September 27, 2011
-{8:10 am}-
Filed by web from Elsewhere

Idiocracy Writ Real

Slate’s got an interesting column today regarding the “fertility class divide” as they call it.

The basic structure is: Richer people have fewer kids. Poor people breed like rabbits.

Of course, this is nothing new. Jonathan Swift, ages ago, posited that the lower classes of Britain and Ireland had an overpopulation problem. The extent to which portents of a “decline” in British society resulted thereof, can be discussed ad nauseum. It doesn’t seem to have been as bad as the doomsayers indicated, though there’s definitely room to conclude that British society is not the world-spanning empire it once was.

However, today, we have some evidence to back up the problems of too many babies being born to the poor. To wit:

Research shows that women with unplanned pregnancies are more likely to smoke, drink, and go without prenatal care. Their births are more likely to be premature. Their children are less likely to be breastfed, and more likely to be neglected and to have various physical and mental health effects. Then, reinforcing the cycle, the very fact of having a child increases a woman’s chances of being poor.

Setting aside the potentials of genetics - there’s still room for this to create some phenomena, even in the society of 2011, that are scarily similar to the following:

8 Comments

  1. I was absolutely shocked by something in the article: ***53%*** of Asian-American women between 33 and 46 with professional level jobs are childless. Totally stunning.

    Comment by Peter — September 27, 2011 @ 2:36 pm

  2. I was absolutely shocked by something in the article: ***53%*** of Asian-American women between 33 and 46 with professional level jobs are childless. Totally stunning.

    Comment by Peter — September 27, 2011 @ 2:36 pm

  3. Peter was so stunned that he stuttered.

    I read the article in Slate as well, and it made good, if obvious, points. I don’t think the situation in the UK is analagous because there the class structure was an artificial construct. In other words, the lower class people were inferior de jure, not de facto.

    In modern America, lower class people are generally there for a reason, as stone can tell you from her dealings both at directional state college and at work. Hopefully she can find time to comment. There may be some diamonds in the rough, like she was, but those are few and far between, especially in 2011.

    Comment by Mike Hunt — September 27, 2011 @ 6:05 pm

  4. I was absolutely shocked by something in the article: ***53%*** of Asian-American women between 33 and 46 with professional level jobs are childless. Totally stunning.

    I was shocked to find out that 48% of black women have genital herpes.

    Comment by Kirk — September 28, 2011 @ 12:30 am

  5. I read the article in Slate as well, and it made good, if obvious, points. I don’t think the situation in the UK is analagous because there the class structure was an artificial construct. In other words, the lower class people were inferior de jure, not de facto.

    Recommended reading: Life at the Bottom, by Theodore Dalrymple. The British underclass is recognizably self-destructive.

    Comment by trumwill — September 28, 2011 @ 12:10 pm

  6. And in Slate, of all places.

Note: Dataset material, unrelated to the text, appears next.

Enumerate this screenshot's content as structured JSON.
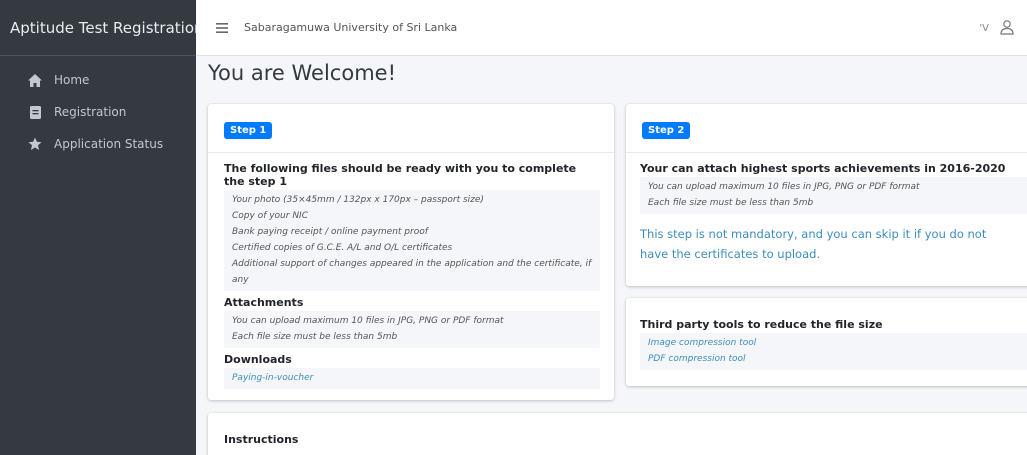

I’ve often argued that the zero percent genetic position that is almost uniform on the left (at least in public) is a fad, a transient reaction partly to the Holocaust, but mainly to Southern whites. As events and social structures fade into the past, “Hitler believed in genetics” will seem as foolish as “Hitler was a vegetarian.” People who pride themselves (can one do that to oneself?) on being reality-based will eventually come around to believing in reality, especially once all the other options failed, the problems are bigger, and the means to solve or bandaid them over are stretched. Traits that we care about, and have good reasons for caring about the distribution in others, like intelligence, conscientiousness, etc. have reasonably high heritabilities.

    There are some intractable problems dear to liberals that suddenly become a whole lot more tractable when you start believing in biology like you believe in gravity. Cycles of poverty in urban black communities, where most men invest almost nothing in their children, who inherit your favorite/least favorite stereotypical traits? That problem can be greatly ameliorated with better sperm donors. I’d write more about this, but I’m gonna go watch “Ow, My Balls” instead.

    Comment by rob — September 28, 2011 @ 6:44 pm

  7. There was a time in this country, a long time ago, when reading wasn’t just for fags and neither was writing. People wrote books and movies, movies that had stories so you cared whose ass it was and why it was farting, and I believe that time can come again!

    Comment by trumwill — September 28, 2011 @ 7:06 pm

  8. According to Ron, fertility is modestly positively correlated with income, other factors held constant, but the large negative correlation is with education.